Vice President Joe Biden, like numerous other liberal politicians, has jumped on the bandwagon of having an “evolving” stance on gay marriage.
According to Biden, culture and social tradition shouldn’t factor into the gay marriage debate.
“I don’t care what your culture is. Inhumanity is inhumanity is inhumanity. Prejudice is prejudice is prejudice,” a recent AP report quotes Biden as telling guests of the Naval Observatory’s vice presidential mansion.
While Biden is wrong in claiming that gay marriage bans are “inhumanity” and “prejudice,” he incidentally makes one point Christians should agree with—the issue of gay marriage isn’t bound to a single culture or tradition.
Among conservatives and Republicans still holding their ground on social issues, one of the weakest arguments I’ve seen against gay marriage is this: heterosexual marriage is tradition, so we should fight for it.
But if the tradition-based argument becomes the sum of our entire position, Biden is correct in saying that it doesn’t hold water.
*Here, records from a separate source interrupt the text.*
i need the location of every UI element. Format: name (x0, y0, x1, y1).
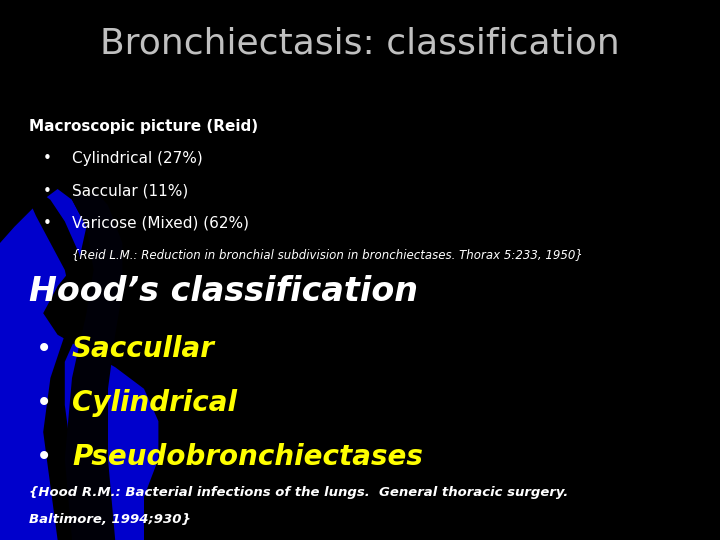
Polygon shape (65, 189, 108, 540)
Text: Cylindrical (27%): Cylindrical (27%) (72, 151, 203, 166)
Text: Saccullar: Saccullar (72, 335, 215, 363)
Text: {Reid L.M.: Reduction in bronchial subdivision in bronchiectases. Thorax 5:233, : {Reid L.M.: Reduction in bronchial subdi… (72, 248, 583, 261)
Text: {Hood R.M.: Bacterial infections of the lungs.  General thoracic surgery.: {Hood R.M.: Bacterial infections of the … (29, 486, 568, 499)
Polygon shape (29, 189, 86, 540)
Text: Hood’s classification: Hood’s classification (29, 275, 418, 308)
Text: Macroscopic picture (Reid): Macroscopic picture (Reid) (29, 119, 258, 134)
Text: •: • (36, 443, 53, 471)
Text: •: • (43, 184, 52, 199)
Polygon shape (79, 189, 122, 540)
Text: Bronchiectasis: classification: Bronchiectasis: classification (100, 27, 620, 61)
Text: Baltimore, 1994;930}: Baltimore, 1994;930} (29, 513, 191, 526)
Text: Saccular (11%): Saccular (11%) (72, 184, 188, 199)
Text: •: • (36, 335, 53, 363)
Text: Varicose (Mixed) (62%): Varicose (Mixed) (62%) (72, 216, 249, 231)
Text: •: • (43, 151, 52, 166)
Polygon shape (0, 189, 158, 540)
Text: Cylindrical: Cylindrical (72, 389, 237, 417)
Text: •: • (43, 216, 52, 231)
Text: Pseudobronchiectases: Pseudobronchiectases (72, 443, 423, 471)
Text: •: • (36, 389, 53, 417)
Heterosexual, monogamous marriage has never been a matter of mere social convention. Though it has become such over the ages, its identity is inextricably bound up in—brace yourself—God’s created order.
I am no expert in world religions, but I do not know of any other holy book that explicitly outlines the origin, definition, and purpose of marriage in such a way as the Bible does.
Throughout cultures worldwide, marriage is an assumed part of human identity, the nucleus of all family structure—but only Genesis gives a plausible, historical explanation for its design.
The fact that heterosexual, monogamous marriage has more or less persisted throughout human history without interruption should count as evidence in the Bible’s favor, showing it is the original, true religion of historical fact.
(In much the same way, virtually all major cultures have flood legends, which lack the fullness and historical framing of the Genesis flood, serving as evidence in favor of the Noah account.)
It seems to me that at times—say, when John McCain is grilled on gay marriage by Ellen DeGeneres—that the mainstream GOP is at times unsure why it still opposes gay marriage. Thus, arguments from tradition, biology, childrearing, and statistics take center stage.
But if you dismiss God’s authoritative mandate as the underpinning of marriage, then Joe Biden is right; marriage is an illusion subject to change with culture and time.
What Biden is wrong about is that human freedoms and proclivities trump the sovereign decree of God.
The definition of marriage is not chiefly an issue of tradition, anatomy or preference. It is an issue of the lordship of Christ. And the fundamental motivation underlying the entire LGBT movement is that human sexual desires are exalted above the reign of Christ over every square inch of this universe.
Unless we Christians can successfully show that the institution of marriage is subject to divine authority—along with the institutions of the family, government and the church—our voice will be swept away in an “evolving” culture.